Un jour de l’an dernier, il entra chez moi, posa sur ma table de travail un petit paquet et me dit : « Voici deux manuscrits que j’ai trouvés à Sassenage. Tous deux sont des Mémoires, l’un de la duchesse de Dino, l’autre sans nom d’auteur. Si la curiosité vous en dit, lisez-les ; si vous les jugez intéressans, publiez-les. Je vous fais maître de leur sort. »

Le nom de Mme de Dino, sa vie toujours si proche de la politique, dans une condition qui lui permettait de tant voir, et son aptitude célèbre à tout comprendre, disaient d’avance que, pour elle, se souvenir était intéresser. Mais, si la renommée a son attraction, le mystère aussi a la sienne, et j’ouvris d’abord le manuscrit dont l’auteur semblait se cacher.
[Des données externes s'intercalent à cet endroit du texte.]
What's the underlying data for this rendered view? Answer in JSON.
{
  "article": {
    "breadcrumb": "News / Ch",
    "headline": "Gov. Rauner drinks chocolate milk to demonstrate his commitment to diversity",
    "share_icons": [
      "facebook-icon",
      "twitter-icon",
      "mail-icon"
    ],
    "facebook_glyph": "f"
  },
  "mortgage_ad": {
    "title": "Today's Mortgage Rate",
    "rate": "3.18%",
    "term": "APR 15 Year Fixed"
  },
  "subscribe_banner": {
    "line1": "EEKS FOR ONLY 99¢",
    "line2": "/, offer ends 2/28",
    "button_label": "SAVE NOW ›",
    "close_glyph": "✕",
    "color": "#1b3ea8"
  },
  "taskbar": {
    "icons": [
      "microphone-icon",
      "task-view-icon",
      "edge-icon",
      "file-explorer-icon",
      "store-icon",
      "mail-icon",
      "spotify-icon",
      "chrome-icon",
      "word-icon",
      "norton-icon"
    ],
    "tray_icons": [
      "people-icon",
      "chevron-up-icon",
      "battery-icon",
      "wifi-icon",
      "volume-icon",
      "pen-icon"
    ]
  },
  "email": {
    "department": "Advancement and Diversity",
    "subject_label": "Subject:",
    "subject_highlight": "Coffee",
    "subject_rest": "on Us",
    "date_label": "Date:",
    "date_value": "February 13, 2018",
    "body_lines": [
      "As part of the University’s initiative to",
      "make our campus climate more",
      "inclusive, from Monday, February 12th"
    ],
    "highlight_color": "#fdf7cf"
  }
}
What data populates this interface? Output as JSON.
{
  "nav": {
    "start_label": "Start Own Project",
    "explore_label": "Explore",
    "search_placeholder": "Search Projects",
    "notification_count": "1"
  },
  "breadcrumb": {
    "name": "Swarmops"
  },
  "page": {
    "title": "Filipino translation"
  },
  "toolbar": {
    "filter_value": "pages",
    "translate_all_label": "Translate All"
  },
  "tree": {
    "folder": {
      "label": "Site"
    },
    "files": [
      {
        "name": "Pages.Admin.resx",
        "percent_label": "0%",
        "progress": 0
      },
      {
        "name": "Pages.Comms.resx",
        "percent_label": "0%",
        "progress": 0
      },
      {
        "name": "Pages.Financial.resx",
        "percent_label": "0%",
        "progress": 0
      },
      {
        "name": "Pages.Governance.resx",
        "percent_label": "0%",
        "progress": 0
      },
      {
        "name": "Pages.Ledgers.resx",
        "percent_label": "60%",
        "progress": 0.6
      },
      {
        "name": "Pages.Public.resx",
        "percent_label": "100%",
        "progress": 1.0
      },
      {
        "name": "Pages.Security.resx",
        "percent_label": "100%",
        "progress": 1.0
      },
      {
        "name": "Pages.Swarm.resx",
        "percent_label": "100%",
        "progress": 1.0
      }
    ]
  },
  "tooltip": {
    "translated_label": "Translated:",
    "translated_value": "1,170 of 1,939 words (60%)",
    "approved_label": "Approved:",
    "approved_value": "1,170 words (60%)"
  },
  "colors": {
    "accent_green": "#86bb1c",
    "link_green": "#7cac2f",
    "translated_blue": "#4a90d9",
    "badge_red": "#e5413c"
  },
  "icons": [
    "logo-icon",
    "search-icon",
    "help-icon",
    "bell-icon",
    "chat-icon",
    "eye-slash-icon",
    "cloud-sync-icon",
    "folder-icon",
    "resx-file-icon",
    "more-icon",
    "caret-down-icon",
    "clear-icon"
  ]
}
La belle reliure de maroquin rouge, lisse et souple qui enfermait, entre ses gardes de soie bleue, un cahier de vélin carré et épais comme un volume ; le large ruban d’un bleu plus pâli qui servait de signet ; l’or solide des tranches et des petites stries qui zébraient l’épaisseur des plats, avaient une élégance joliment fanée par le temps. La date était tracée sur la première page : « Mémoires écrits en l’année 1817. » Entre deux grandes marges, le texte suivait, d’un trait épais et d’une régularité pâteuse. Tous les experts en écriture, malgré les désaccords qui font la doctrine de leur science, auraient sans hésiter reconnu dans cette lourdeur appuyée une main masculine. Deux citations, l’une de Sénèque, l’autre de Montaigne, accompagnaient le titre : ce latin et ce vieux-français (semblaient aussi révéler le lettré. Mais, après les citations, venait une dédicace :


A M. le marquis de Boisgelin, pair de France.

Vous avez désiré vous rappeler un temps où le projet de changer le gouvernement nous occupait. Ce temps m’est cher, puisque je l’ai passé près de vous dont l’amitié honore et intéresse ma vie.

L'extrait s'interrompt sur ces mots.